Milknie liga, ale nie motory

11 Maj 2018
Falubaz Zielona Góra pokonał Get Well Toruń 50:40. Wielkiego ścigania przy W69 nie było, ale ważniejsze są punkty, które Falubazowi były bardzo potrzebne.

Scena pierwsza: gwizdy, papierowe pieniądze lecące na prezentacji i transparent dla Jasona Doyle’a: „Jason why? For money!!!” Mistrz świata, który jeszcze w ubiegłym sezonie jeździł w barwach zielonogórzan, nie błyszczał i zakończył zmagania z dorobkiem 5 pkt. Scena druga: Patryk Dudek wymienia się proporczykami na przedmeczowej prezentacji. Rola zarezerwowana dla kapitana, którym dotychczas był Piotr Protasiewicz.
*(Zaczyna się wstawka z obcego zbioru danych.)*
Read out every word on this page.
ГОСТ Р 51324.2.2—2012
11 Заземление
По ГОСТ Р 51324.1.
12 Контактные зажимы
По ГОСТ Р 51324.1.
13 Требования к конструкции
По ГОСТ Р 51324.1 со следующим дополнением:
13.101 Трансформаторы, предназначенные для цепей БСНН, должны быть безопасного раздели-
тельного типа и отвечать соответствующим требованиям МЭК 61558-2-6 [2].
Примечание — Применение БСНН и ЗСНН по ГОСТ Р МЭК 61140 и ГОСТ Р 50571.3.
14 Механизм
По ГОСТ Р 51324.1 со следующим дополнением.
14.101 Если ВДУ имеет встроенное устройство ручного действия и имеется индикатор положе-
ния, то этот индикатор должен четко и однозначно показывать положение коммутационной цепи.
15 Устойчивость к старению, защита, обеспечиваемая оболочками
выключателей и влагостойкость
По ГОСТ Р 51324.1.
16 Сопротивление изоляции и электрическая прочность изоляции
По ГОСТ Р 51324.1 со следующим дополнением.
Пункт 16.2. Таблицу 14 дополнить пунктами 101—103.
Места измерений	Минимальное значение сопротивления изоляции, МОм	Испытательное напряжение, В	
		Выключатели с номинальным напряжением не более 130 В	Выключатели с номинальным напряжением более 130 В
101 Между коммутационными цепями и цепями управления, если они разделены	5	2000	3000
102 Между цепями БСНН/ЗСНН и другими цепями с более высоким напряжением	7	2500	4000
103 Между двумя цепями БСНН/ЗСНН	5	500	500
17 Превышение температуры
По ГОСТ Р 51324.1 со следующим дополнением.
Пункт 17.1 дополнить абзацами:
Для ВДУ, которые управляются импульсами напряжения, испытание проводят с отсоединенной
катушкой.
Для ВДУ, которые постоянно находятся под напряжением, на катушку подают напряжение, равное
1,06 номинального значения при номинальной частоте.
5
Podobnie jak tradycyjny pomeczowy zwyczaj i wezwanie do okrzyku wspólnie z kibicami. - Jako giermek wyskoczyłem do kibiców pokrzyczeć „Hej, hej Falubaz” – zażartował „Duzers”. – To nie jest najważniejsze, tylko poziom sportowy i walka o punkty. To priorytet – skwitował „PePe”, a trener Adam Skórnicki dodał, że teraz ta rola będzie dzielona pomiędzy liderów zespołu, a więc nie będzie kapitana, a… kapitanat. Falubaz wygrał po raz drugi w sezonie i wskoczył na 6. miejsce w PGE Ekstralidze.

W sobotę, 12 maja, wszystkie żużlowe oczy będą patrzeć na PGE Narodowy w Warszawie, gdzie odbędzie się inauguracja cyklu Grand Prix. Zielona Góra będzie miała w stolicy Patryka Dudka. – Myślę, że jak zrobię 0 punktów, to jeszcze da się to wszystko nadrobić i zostać później mistrzem świata – odpowiedział w swoim stylu „Duzers”, który za cel stawia sobie znalezienie się w czołowej ósemce, gwarantującej pozostanie w cyklu. – Wszystko okaże się później, gdy będę widział swoją pozycję w trakcie dalszych rund cyklu. Liczę na to, żeby pozostać w Grand Prix jak najdłużej. Ja będę się starał, żeby zostać mistrzem świata w tym roku, a jeśli się to nie uda, to będę walczył dalej.

Przed rokiem w Warszawie wygrał Fredrik Lindgren, którego akcje teraz też stoją bardzo wysoko. „Duzers” zakończył zmagania na półfinale.